山田の考えかたは、たとえば「甘み」は名詞で、「甘さう」は副詞で、「甘い」は用言であるから、「甘」という対象の属性の表現はどれにも共通していてこれが用言に特有ではないと見、この属性を除いたところに用言の本質があるとするのである。これでは、用言の本質は対象の属性をとらえた客体的表現ではなくなってしまう。そして「甘」の部分を除いた残り、すなわち活用の部分が「陳述の作用をあらはす」ことにならないわけにはいかない。
国語の動詞はその活用形にて種々の陳述をなすものなるが、それらのみにては、その属性の表現の状態、又は陳述の委曲(いきょく)なる点等をあらはし得ざることあるが故にさる時に、その活用形より更に複語尾を分出せしめて種々に説明陳述をなすものなり。かゝる場合の複語尾に該当するものは西洋文典にいふ所の時、態、法等の助動詞と称せらるゝものなり。西洋の動詞にはそれら時、態、法等の区別を助動詞にて示す外(ほか)になほ不定形 infinitive 分詞 Participle 名動詞 gerund などと称する区別あり。かれらの動詞は此(かく)の如く複雑なるものなり。
すなわち、一般に日本語の助動詞とよばれているものは、山田によると用言の語尾の複雑に発達した「複語尾」であり、用言の「内部の形態上の変化」にすぎないのである。
これは用言の語尾にのみあらはるゝものにして、その用言の作用又は陳述の委曲を尽(つく)さしむる用をなすに止(とど)まれるを以て用言の内部の形態上の変化を見るを穏当なりとすべき性質を有せり。されば、吾人はこれを語尾の複雑に発達せるものにして語尾の再び分出せるものなりといふ意を以て仮に名づけたるなり。

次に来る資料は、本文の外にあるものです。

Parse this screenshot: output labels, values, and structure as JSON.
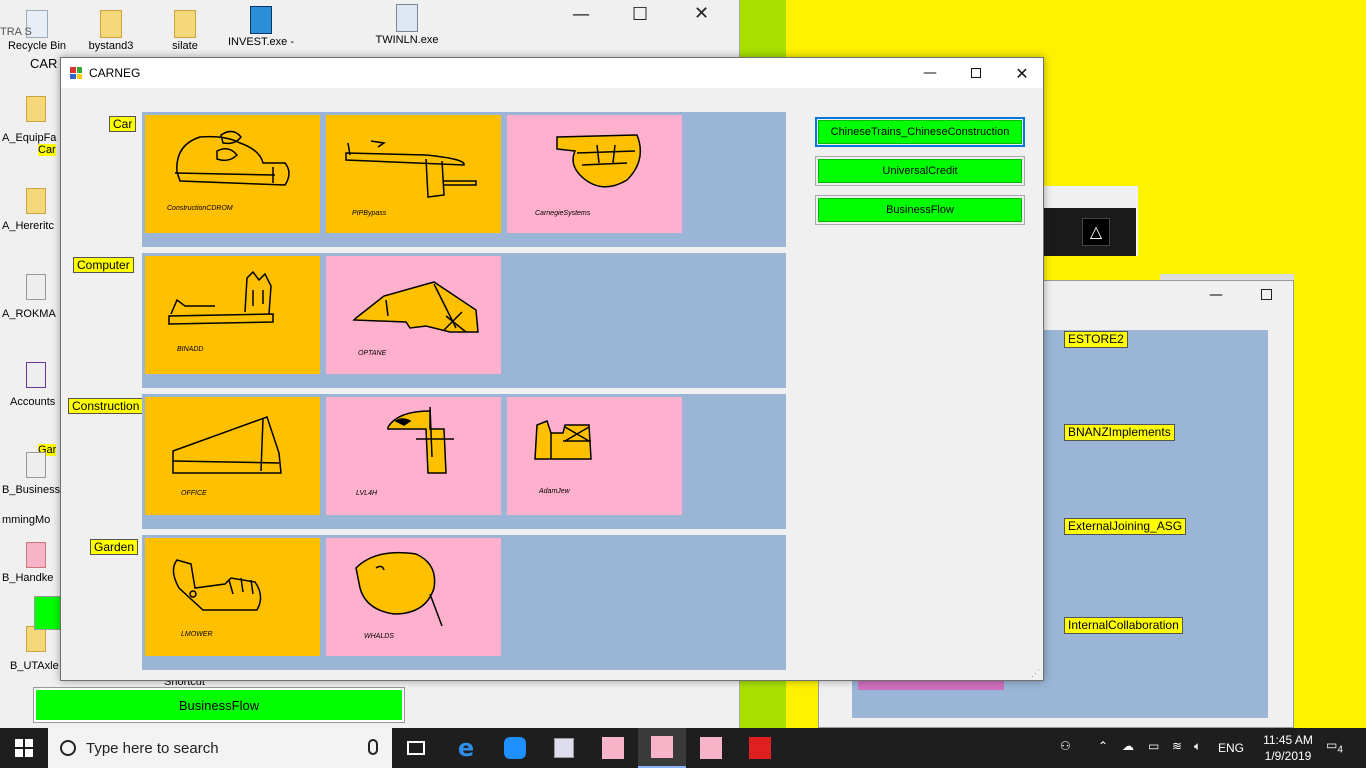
{
  "desktop": {
    "icons": [
      {
        "label": "Recycle Bin"
      },
      {
        "label": "bystand3"
      },
      {
        "label": "silate"
      },
      {
        "label": "INVEST.exe -"
      },
      {
        "label": "TWINLN.exe"
      }
    ],
    "left_labels": [
      "A_EquipFa",
      "A_Hereritc",
      "A_ROKMA",
      "Accounts",
      "B_Business",
      "mmingMo",
      "B_Handke",
      "B_UTAxle",
      "Shortcut"
    ],
    "partial_texts": [
      "TRA S",
      "CAR",
      "Car",
      "Gar"
    ]
  },
  "background_window": {
    "bottom_button": "BusinessFlow"
  },
  "right_window": {
    "labels": [
      "ESTORE2",
      "BNANZImplements",
      "ExternalJoining_ASG",
      "InternalCollaboration"
    ]
  },
  "main_window": {
    "title": "CARNEG",
    "categories": [
      {
        "label": "Car",
        "tiles": [
          {
            "caption": "ConstructionCDROM",
            "color": "orange"
          },
          {
            "caption": "PIPBypass",
            "color": "orange"
          },
          {
            "caption": "CarnegieSystems",
            "color": "pink"
          }
        ]
      },
      {
        "label": "Computer",
        "tiles": [
          {
            "caption": "BINADD",
            "color": "orange"
          },
          {
            "caption": "OPTANE",
            "color": "pink"
          }
        ]
      },
      {
        "label": "Construction",
        "tiles": [
          {
            "caption": "OFFICE",
            "color": "orange"
          },
          {
            "caption": "LVL4H",
            "color": "pink"
          },
          {
            "caption": "AdamJew",
            "color": "pink"
          }
        ]
      },
      {
        "label": "Garden",
        "tiles": [
          {
            "caption": "LMOWER",
            "color": "orange"
          },
          {
            "caption": "WHALDS",
            "color": "pink"
          }
        ]
      }
    ],
    "buttons": [
      "ChineseTrains_ChineseConstruction",
      "UniversalCredit",
      "BusinessFlow"
    ]
  },
  "taskbar": {
    "search_placeholder": "Type here to search",
    "language": "ENG",
    "time": "11:45 AM",
    "date": "1/9/2019",
    "notification_count": "4"
  },
  "colors": {
    "accent_green": "#00ff00",
    "label_yellow": "#ffff00",
    "tile_orange": "#ffc000",
    "tile_pink": "#ffb0cc",
    "panel_blue": "#9ab5d6",
    "desktop_yellow": "#fff200"
  }
}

用言はそのつぎに助動詞が加えられるとき語形が変化するけれども、これは形式上の変化で何ら内容の変化を伴うものではない。いわゆる活用の部分は何ら陳述の表現を意味するものではない。これは山田が「陳述の力」と称するものを、認識構造として理解すれば明かになる。彼は、概念を統一する作用そのものを陳述の作用と理解した。
しかしヘーゲルもいうように、概念以外に概念を統一する作用があるのではなく概念そのものの発展によって統一が行われるのであり、「概念の自己自身による規定作用」を「判断作用」とよぶ(ヘーゲル『大論理学』)のであるから、山田の「陳述の力」なるものは概念の発展であるが概念とは区別されるところの認識のありかた、すなわち判断にほかならないのである(1)。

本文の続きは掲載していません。